Tampoco quiero dejar en el tintero a los residentes que nos saludamos habitualmente y por ambas partes nos impartimos unas sonrisas…y un ¿Cómo estamos? , ¿Necesitas algo.? Hay una mujer, que es todo bondad y está pasando por un momento difícil pero lo está superando con la ayuda de Dios y con los muchos rosarios que reza, un beso muy grande a todas.

Mi madre, Eloísa, está en la Residencia desde el 7 de junio de 2018.

También quiero hacer mención a los Farmacéuticos de la Farmacia de Capuchinos son dos hombres extraordinarios y llevan el medicamento a las residentes perfecto.

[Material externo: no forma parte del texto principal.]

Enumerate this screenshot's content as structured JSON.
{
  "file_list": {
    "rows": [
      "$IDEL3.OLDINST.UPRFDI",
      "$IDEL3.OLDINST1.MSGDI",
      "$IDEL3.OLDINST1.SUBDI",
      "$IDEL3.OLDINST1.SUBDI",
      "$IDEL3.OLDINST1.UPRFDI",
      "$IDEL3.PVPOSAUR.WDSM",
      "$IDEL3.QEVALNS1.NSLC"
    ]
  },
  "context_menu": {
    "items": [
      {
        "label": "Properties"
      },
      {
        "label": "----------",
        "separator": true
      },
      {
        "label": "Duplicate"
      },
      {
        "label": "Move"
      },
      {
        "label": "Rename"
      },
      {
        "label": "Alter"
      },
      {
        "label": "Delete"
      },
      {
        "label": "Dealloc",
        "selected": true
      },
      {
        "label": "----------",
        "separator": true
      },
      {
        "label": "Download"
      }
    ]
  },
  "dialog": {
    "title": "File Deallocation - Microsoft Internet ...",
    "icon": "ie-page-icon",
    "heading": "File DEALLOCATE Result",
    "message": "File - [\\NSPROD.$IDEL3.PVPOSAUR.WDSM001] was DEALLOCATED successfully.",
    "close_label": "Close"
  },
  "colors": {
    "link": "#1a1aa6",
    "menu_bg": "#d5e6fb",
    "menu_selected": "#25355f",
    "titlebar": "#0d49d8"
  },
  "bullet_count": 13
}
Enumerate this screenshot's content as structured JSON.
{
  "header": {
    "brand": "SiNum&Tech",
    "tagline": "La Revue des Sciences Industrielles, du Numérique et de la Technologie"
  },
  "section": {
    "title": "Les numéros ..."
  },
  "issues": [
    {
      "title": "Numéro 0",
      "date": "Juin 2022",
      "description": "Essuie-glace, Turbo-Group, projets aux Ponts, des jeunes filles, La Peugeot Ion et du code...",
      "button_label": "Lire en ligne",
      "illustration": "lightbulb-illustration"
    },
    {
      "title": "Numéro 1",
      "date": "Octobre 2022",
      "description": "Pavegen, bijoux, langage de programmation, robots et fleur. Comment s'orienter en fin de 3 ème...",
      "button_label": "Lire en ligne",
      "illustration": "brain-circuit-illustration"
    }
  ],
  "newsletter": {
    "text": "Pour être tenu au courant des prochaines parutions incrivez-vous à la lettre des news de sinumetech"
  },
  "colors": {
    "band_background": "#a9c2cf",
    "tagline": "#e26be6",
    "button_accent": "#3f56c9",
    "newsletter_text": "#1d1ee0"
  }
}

También me he dado cuenta que hay muchos voluntarios que colaboran con la Residencia por ejemplo en la misa de las 12 de los domingos, ellos ayudan a las que van en silla a saltear  ese escalón y acompañarlas al Comedor, sois un encanto.

Mención especial,  a nuestro Fray Ricardo de Córdoba  de la misa de las 12 de los domingos, qué bien y clarito nos explica el Evangelio.

Por último, solamente desear que todas las residentes que Dios y Nuestra Señora de los Dolores,  las mantengan con fuerzas y les dé muchos ánimos.

REFLEXIÓN FINAL: Me he dado cuenta que la sociedad de hoy en día (es mi parecer) ve que la vida es muy bonita cuando se es joven, pero me hago una pregunta.

 ¿Esta sociedad está preparada para cuando seamos mayores y necesitemos ayuda?

Un abrazo y muchas gracias a toda la Residencia Nuestra Señora de los Dolores.